Park T S, Joh Susan, Smyth Matthew D, Meyer Nicole L, Walter Deanna M
Neurological Surgery, Washington University School of Medicine, St. Louis Children's Hospital, St. Louis, USA.
Pediatric Neurosurgery, Washington University School of Medicine, St. Louis Children's Hospital, St. Louis, USA.
Cureus. 2023 Mar 31;15(3):e36945. doi: 10.7759/cureus.36945. eCollection 2023 Mar.
Performing a hemispherotomy or hemispherectomy is known to treat medically intractable epilepsy successfully, yet contralateral hemiparesis and increased muscle tone follow the epilepsy surgery. Spasticity and coexisting dystonia presumably cause the increased muscle tone in the lower extremity on the opposite side of epilepsy surgery. However, the extent of the role of spasticity and dystonia in high muscle tone is unknown. A selective dorsal rhizotomy is performed to reduce spasticity. If a selective dorsal rhizotomy is performed in the affected patient and muscle tone is reduced, the high muscle tone is not due to dystonia. Two children, who previously underwent a hemispherectomy or hemispherotomy, had a selective dorsal rhizotomy (SDR) performed in our clinic. Both children underwent orthopedic surgery to treat heel cord contractures. To study the extent of the role of spasticity and dystonia in high muscle tone, the mobility of the two children was examined pre- and post-SDR. The children had follow-ups 12 months and 56 months after SDR to study long-term effects. Before SDR, both children showed signs of spasticity. The SDR procedure removed spasticity, and muscle tone in the lower extremity became normal. Importantly, dystonia did not surface after SDR. Patients started independent walking less than two weeks after SDR. Sitting, standing, walking, and balance improved. They could walk longer distances while experiencing less fatigue. Running, jumping, and other more vigorous physical activities became possible. Notably, one child showed voluntary foot dorsiflexion that was absent before SDR. The other child showed improvement in voluntary foot dorsiflexion that was present before SDR. Both children maintained the progress at the 12 and 56-month follow-up visits. The SDR procedure normalized muscle tone and improved ambulation by removing spasticity. The high muscle tone following the epilepsy surgery was not due to dystonia.

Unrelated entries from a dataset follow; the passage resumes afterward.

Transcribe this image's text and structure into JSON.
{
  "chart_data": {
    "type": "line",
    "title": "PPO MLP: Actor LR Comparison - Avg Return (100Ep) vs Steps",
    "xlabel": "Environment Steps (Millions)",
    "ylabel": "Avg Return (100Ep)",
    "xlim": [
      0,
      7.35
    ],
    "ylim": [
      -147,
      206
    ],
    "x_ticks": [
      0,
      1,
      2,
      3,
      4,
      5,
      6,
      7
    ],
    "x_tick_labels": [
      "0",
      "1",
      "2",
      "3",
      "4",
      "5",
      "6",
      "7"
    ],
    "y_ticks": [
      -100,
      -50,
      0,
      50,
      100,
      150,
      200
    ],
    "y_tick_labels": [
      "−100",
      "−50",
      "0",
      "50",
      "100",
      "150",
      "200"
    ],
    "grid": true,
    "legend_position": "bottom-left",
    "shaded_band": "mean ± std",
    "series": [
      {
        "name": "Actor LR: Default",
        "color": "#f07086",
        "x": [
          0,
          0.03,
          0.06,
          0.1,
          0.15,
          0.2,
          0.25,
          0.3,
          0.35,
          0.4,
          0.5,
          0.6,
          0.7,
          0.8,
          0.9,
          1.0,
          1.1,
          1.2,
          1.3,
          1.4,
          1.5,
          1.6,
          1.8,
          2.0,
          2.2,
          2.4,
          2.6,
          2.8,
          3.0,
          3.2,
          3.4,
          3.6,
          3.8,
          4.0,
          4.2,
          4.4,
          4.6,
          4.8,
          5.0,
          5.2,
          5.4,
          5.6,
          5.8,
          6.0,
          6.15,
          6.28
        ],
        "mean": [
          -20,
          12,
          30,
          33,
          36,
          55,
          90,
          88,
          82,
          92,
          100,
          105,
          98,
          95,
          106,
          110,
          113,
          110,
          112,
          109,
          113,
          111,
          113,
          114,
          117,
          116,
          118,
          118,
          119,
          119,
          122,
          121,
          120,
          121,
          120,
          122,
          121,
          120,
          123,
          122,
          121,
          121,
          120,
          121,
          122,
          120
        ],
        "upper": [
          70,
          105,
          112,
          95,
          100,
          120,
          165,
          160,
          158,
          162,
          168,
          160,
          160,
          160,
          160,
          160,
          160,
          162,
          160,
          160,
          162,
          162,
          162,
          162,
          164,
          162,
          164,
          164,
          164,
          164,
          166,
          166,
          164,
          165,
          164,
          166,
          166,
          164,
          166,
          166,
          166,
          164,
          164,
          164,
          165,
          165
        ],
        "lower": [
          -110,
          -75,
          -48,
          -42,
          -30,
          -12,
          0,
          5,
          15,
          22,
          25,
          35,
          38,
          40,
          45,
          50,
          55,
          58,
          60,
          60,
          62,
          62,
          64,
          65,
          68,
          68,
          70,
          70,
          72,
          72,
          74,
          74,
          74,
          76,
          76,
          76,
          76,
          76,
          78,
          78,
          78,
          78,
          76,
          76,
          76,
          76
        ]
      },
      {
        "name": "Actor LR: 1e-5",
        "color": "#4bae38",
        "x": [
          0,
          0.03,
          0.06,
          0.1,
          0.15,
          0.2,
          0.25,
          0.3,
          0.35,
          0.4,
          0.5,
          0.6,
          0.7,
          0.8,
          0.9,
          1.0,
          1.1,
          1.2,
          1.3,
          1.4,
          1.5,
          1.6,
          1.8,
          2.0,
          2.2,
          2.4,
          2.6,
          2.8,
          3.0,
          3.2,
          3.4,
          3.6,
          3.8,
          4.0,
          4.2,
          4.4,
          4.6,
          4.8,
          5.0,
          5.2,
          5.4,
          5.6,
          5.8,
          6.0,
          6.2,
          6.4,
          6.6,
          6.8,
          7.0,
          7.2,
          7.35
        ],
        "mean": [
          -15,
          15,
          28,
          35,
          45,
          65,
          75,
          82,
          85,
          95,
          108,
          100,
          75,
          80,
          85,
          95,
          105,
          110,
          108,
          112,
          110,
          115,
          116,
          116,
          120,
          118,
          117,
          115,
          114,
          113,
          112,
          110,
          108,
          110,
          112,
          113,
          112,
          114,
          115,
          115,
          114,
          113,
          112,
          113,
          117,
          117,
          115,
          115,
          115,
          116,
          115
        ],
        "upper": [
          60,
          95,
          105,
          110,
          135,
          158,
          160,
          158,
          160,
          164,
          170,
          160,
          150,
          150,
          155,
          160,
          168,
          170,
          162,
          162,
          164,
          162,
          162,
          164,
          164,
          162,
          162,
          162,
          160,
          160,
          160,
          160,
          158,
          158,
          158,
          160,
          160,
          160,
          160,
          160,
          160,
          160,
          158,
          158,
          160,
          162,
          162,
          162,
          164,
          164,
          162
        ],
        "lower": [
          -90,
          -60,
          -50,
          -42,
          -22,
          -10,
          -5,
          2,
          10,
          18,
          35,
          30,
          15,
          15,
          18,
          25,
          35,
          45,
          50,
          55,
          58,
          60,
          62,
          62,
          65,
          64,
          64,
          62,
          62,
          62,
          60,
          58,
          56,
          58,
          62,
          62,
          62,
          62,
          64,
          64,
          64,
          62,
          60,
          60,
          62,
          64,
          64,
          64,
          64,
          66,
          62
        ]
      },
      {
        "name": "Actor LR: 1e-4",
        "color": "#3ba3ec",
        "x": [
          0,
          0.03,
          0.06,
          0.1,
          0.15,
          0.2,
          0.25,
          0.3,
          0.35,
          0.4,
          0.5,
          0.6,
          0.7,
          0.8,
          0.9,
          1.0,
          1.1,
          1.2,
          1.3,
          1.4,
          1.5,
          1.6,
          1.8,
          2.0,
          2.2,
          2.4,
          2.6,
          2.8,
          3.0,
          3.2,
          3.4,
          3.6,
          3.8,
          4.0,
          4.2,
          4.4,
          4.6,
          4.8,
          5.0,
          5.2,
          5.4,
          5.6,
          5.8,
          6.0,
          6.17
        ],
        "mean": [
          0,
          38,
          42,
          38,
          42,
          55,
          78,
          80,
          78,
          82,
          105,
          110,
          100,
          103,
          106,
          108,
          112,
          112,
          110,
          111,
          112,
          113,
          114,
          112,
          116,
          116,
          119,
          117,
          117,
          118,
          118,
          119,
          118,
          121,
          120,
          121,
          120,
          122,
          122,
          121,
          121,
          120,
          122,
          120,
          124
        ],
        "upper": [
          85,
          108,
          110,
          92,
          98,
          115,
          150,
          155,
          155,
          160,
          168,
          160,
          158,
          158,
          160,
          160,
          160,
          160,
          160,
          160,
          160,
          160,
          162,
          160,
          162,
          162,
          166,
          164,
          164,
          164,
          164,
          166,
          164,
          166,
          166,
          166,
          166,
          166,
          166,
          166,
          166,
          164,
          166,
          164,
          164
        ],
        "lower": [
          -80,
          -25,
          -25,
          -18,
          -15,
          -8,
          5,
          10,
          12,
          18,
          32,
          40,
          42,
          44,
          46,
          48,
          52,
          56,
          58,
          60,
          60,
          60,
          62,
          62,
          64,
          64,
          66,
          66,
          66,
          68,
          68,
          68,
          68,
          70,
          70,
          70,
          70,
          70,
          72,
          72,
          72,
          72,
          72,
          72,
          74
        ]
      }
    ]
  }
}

已知进行大脑半球切开术或大脑半球切除术可成功治疗药物难治性癫痫,但癫痫手术后会出现对侧偏瘫和肌张力增加。痉挛和并存的肌张力障碍可能导致癫痫手术对侧下肢肌张力增加。然而,痉挛和肌张力障碍在高肌张力中所起作用的程度尚不清楚。进行选择性背根切断术以减轻痉挛。如果在受影响的患者中进行选择性背根切断术且肌张力降低,则高肌张力并非由肌张力障碍引起。两名先前接受过大脑半球切除术或大脑半球切开术的儿童在我们诊所接受了选择性背根切断术(SDR)。两名儿童均接受了骨科手术以治疗跟腱挛缩。为了研究痉挛和肌张力障碍在高肌张力中所起作用的程度,在SDR前后对这两名儿童的活动能力进行了检查。这两名儿童在SDR后12个月和56个月进行了随访,以研究长期效果。在SDR之前,两名儿童均表现出痉挛迹象。SDR手术消除了痉挛,下肢肌张力恢复正常。重要的是,SDR后肌张力障碍并未出现。患者在SDR后不到两周就开始独立行走。坐位、站立、行走和平衡能力均有所改善。他们可以行走更长的距离,同时疲劳感减轻。跑步、跳跃和其他更剧烈的体育活动也成为可能。值得注意的是,一名儿童在SDR之前没有出现的足背屈变为自主动作。另一名儿童在SDR之前就已存在的足背屈自主动作有所改善。两名儿童在12个月和56个月的随访中均保持了进步。SDR手术通过消除痉挛使肌张力恢复正常并改善了行走能力。癫痫手术后的高肌张力并非由肌张力障碍引起。